I found the Cat Forum just recently, when I felt that I wanted to make some tribute to a member of our family, our cat. Thinking perhaps it would alleviate some of the ache created by his departure, I joined the forum and posted this message.

We have now adopted a young kitten named Kiwi from our local shelter. She's a young female about five and a half months old. She's black and orange with a tortoise shell coat, short haired domestic variety. She's loving and playful. Unfortunately, she apparently acquired a URI from the shelter, and is under the vet's care in order to control it. It kind of creates a worry, not unlike a parent's worries for their child.

I'm presently quite active on another forum as an administrator. With about 5000 members, it gets quite busy, and takes a great deal of time. I may not have a lot of time to post here, but I've certainly become attached to reading the wealth of information and enjoyable comments contained here. I'm pleased to find you.


----------



## Padunk (Oct 20, 2003)

Welcome aboard.


----------



## PrincessClaire (Jan 16, 2004)

Welcome to the forum hope you have fun


----------



## Aonir (Aug 18, 2003)

Welcome to CatForum!


----------



## kristi (Sep 19, 2003)

Welcome to you and Kiwi. I'm very sorry for your loss of Rom.


----------



## karaokekat (Jan 14, 2004)

Welcome! We hope you stay around a bit


----------



## Ioana (Jul 12, 2003)

Hello James - Welcome to the forum 
There is no easy way to say the final good-bye but it is certainly a beautiful thing to pay tribute to Rom talking about him, sharing with other people what a wonderful pet he was. 
I hope Kiwi will get better soon *keeping fingers crossed for her*. I can feel your level of worry - you are right - we are practically parents.
Looking forward to seeing pictures of both of your babies


----------



## CATTYBIRD (Jan 24, 2004)

Welcome to the forum. <<))


----------



## kitkat (Sep 22, 2003)

Welcome to the forum! I'm sorry about your loss of Rom, but am definitely glad you took another kitty who needed a home. Hope your new kitten gets better! Good Luck!


----------



## Empath (Jan 23, 2004)

Kiwi is doing much better. She's got her energy back to a large extent, a healthy appetite, and looks to be on the mend. She's still sneezing, but the vet says she'll probably have the sniffles for a few days.
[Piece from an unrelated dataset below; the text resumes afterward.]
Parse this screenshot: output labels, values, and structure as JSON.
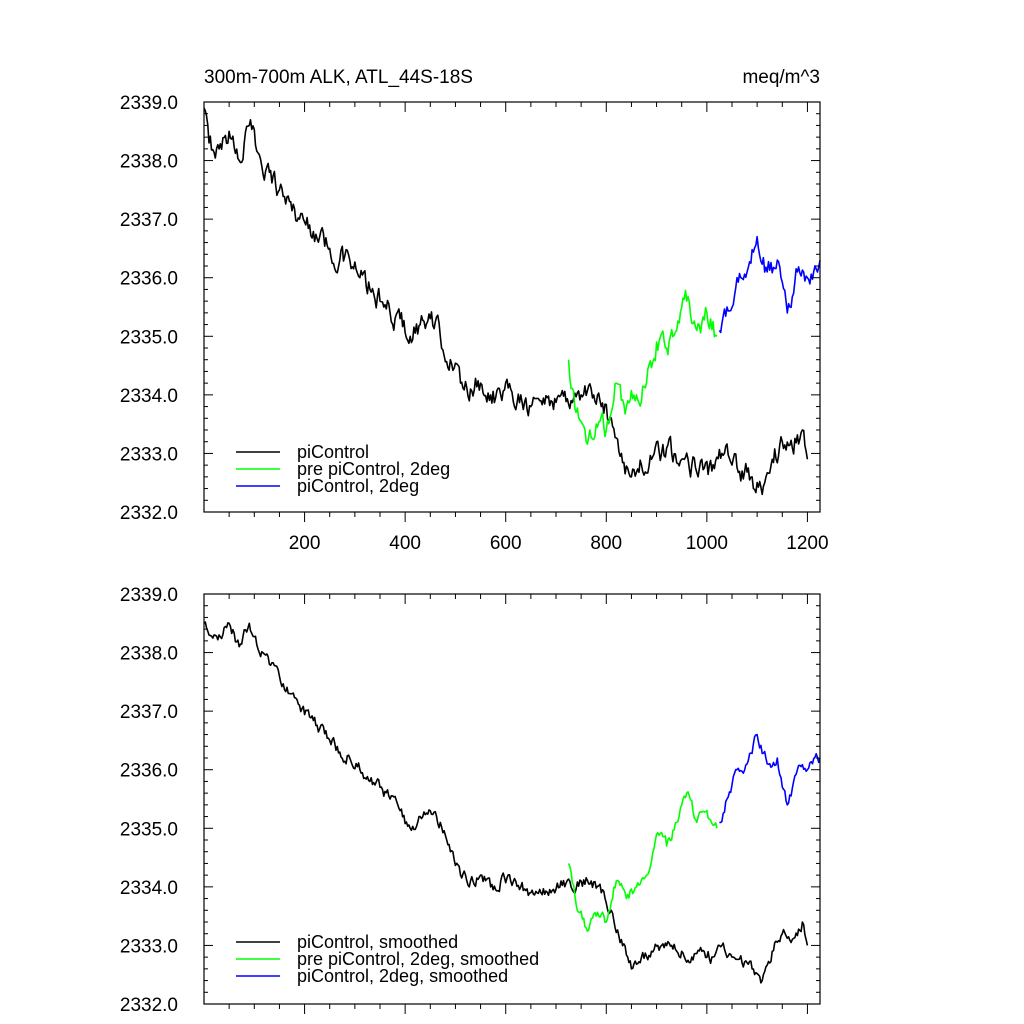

She's an absolute delight.


----------



## Ioana (Jul 12, 2003)

That is wonderful news, Empath - Kiwi will be 100% healthy pretty soon.


----------



## Empath (Jan 23, 2004)

I've heard only one sneeze from Kiwi today. She's as energetic as a kitten should be. As is characteristic of youth, she seems absolutely thrilled with life; and is constantly exploring and learning about the world around her.

I'm really quite relieved that she's doing so well. Now I've got to look reluctantly toward Feb 17, the day she'll be spayed. All that keeps going through my mind is a memory of a friends kitten that didn't survive; but I've heard that spaying is generally without such complications.

Anyway, we've got her for whatever time she spends in this world, or she's got us for whatever time we spend in this world. Who could ask for more?


----------